Obama Heads West For Meeting With Technology CEOs
WOODSIDE, Calif. (AP) -- President Barack Obama assembled some of the biggest names in Silicon Valley to confer on jobs and innovation, trying to get leaders from companies like Google and Apple behind his push to keep spending on high-tech initiatives even as Republicans are out to slash the budget.
Wunderkind Facebook creator Mark Zuckerberg, Google chief executive Eric Schmidt, and Steve Jobs, the Apple founder and CEO who announced last month that he was taking his third medical leave, were among a dozen business leaders who met with Obama in California Thursday evening. Also attending were the heads of Twitter, Yahoo!, NetFlix and Oracle, and the president of Stanford University.
The dinner at the home of John and Ann Doerr in the San Francisco Bay area was closed to the media. Doerr, a partner at the venture capital firm of Kleiner Perkins Caufield & Byers, attended the meeting.
Obama wants to spend billions on clean energy, education, high-speed Internet and other programs even as his new budget proposal calls for a five-year freeze on domestic spending in certain other areas. The approach is getting a frosty reception from newly empowered Republicans on Capitol Hill, who are pushing steep cuts to a wide range of programs and balking at new spending.
The president argues that targeted spending, including education initiatives aimed at producing a more sophisticated workforce, is crucial for job creation and future U.S. competitiveness with other nations. A stamp of approval from the Silicon Valley's leading innovators and job creators could help.

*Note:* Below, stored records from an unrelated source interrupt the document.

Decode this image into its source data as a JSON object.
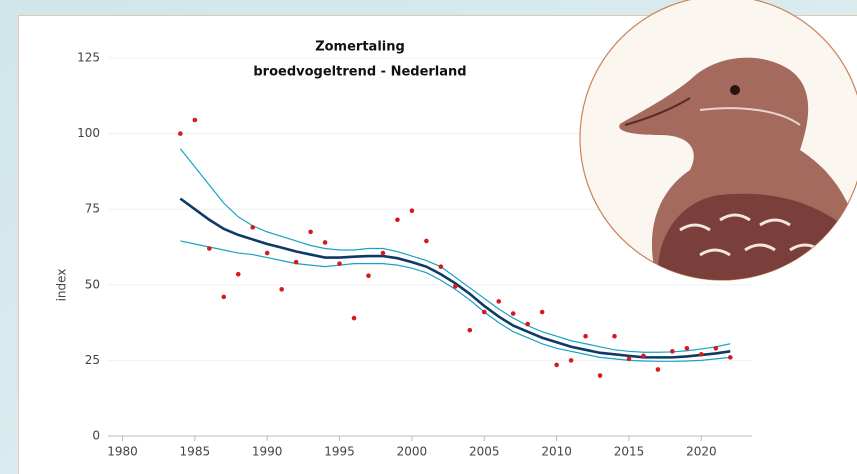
{
  "chart_data": {
    "type": "line",
    "title": "Zomertaling",
    "subtitle": "broedvogeltrend - Nederland",
    "ylabel": "index",
    "x": [
      1984,
      1985,
      1986,
      1987,
      1988,
      1989,
      1990,
      1991,
      1992,
      1993,
      1994,
      1995,
      1996,
      1997,
      1998,
      1999,
      2000,
      2001,
      2002,
      2003,
      2004,
      2005,
      2006,
      2007,
      2008,
      2009,
      2010,
      2011,
      2012,
      2013,
      2014,
      2015,
      2016,
      2017,
      2018,
      2019,
      2020,
      2021,
      2022
    ],
    "series": [
      {
        "type": "line",
        "color": "#1aa3c0",
        "values": [
          95,
          89,
          83,
          77,
          72.5,
          69.5,
          67.5,
          66,
          64.5,
          63,
          62,
          61.5,
          61.5,
          62,
          62,
          61,
          59.5,
          58,
          56,
          52.5,
          49,
          45.5,
          42,
          39,
          36.5,
          34.5,
          33,
          31.5,
          30.5,
          29.5,
          28.5,
          28,
          27.7,
          27.7,
          27.8,
          28.2,
          28.8,
          29.5,
          30.5
        ]
      },
      {
        "type": "line",
        "color": "#1aa3c0",
        "values": [
          64.5,
          63.5,
          62.5,
          61.5,
          60.5,
          60,
          59,
          58,
          57,
          56.5,
          56,
          56.5,
          57,
          57,
          57,
          56.5,
          55.5,
          54,
          51.5,
          48.5,
          45,
          41,
          37.5,
          34.5,
          32.5,
          30.5,
          29,
          28,
          27,
          26,
          25.5,
          25,
          24.8,
          24.7,
          24.7,
          24.8,
          25,
          25.5,
          26
        ]
      },
      {
        "type": "line",
        "color": "#0d3a66",
        "values": [
          78.5,
          75,
          71.5,
          68.5,
          66.5,
          65,
          63.5,
          62.3,
          61,
          60,
          59,
          59,
          59.3,
          59.5,
          59.5,
          58.8,
          57.5,
          56,
          53.5,
          50.5,
          47,
          43,
          39.5,
          36.5,
          34.5,
          32.5,
          31,
          29.5,
          28.5,
          27.5,
          27,
          26.5,
          26,
          26,
          26,
          26.3,
          26.8,
          27.3,
          28
        ]
      },
      {
        "type": "scatter",
        "color": "#d7191c",
        "values": [
          100,
          104.5,
          62,
          46,
          53.5,
          69,
          60.5,
          48.5,
          57.5,
          67.5,
          64,
          57,
          39,
          53,
          60.5,
          71.5,
          74.5,
          64.5,
          56,
          49.5,
          35,
          41,
          44.5,
          40.5,
          37,
          41,
          23.5,
          25,
          33,
          20,
          33,
          25.5,
          26.5,
          22,
          28,
          29,
          27,
          29,
          26
        ]
      }
    ],
    "xlim": [
      1979,
      2023.5
    ],
    "xticks": [
      1980,
      1985,
      1990,
      1995,
      2000,
      2005,
      2010,
      2015,
      2020
    ],
    "ylim": [
      0,
      125
    ],
    "yticks": [
      0,
      25,
      50,
      75,
      100,
      125
    ],
    "grid": true
  }
}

At the same time, the president's meeting Thursday extends outreach to the business community that he's embarked upon since Democrats suffered steep losses in the November midterm elections. With unemployment stuck at 9 percent, Obama has been pleading with corporate America to hire.
White House press secretary Jay Carney said Thursday that the high-tech sector has been "a model, really, for that kind of economic activity that we want to see in other cutting-edge industries in the U.S. where jobs can be created in America and kept in America, and that's what he wants to talk about."
After his stop in California, Obama was planning to tour Intel Corp.'s semiconductor manufacturing facility in Hillsboro, Ore., on Friday with CEO Paul Otellini. Otellini, who was among a group of CEOs who met privately with Obama in December, has criticized Obama's policies as creating uncertainty for business.
Obama has left Washington weekly since his Jan. 25 State of the Union to highlight his plans to boost education, innovation and infrastructure. Education is this week's theme.
Obama last visited California and Oregon, both states he won easily in 2008, during a four-state swing in October.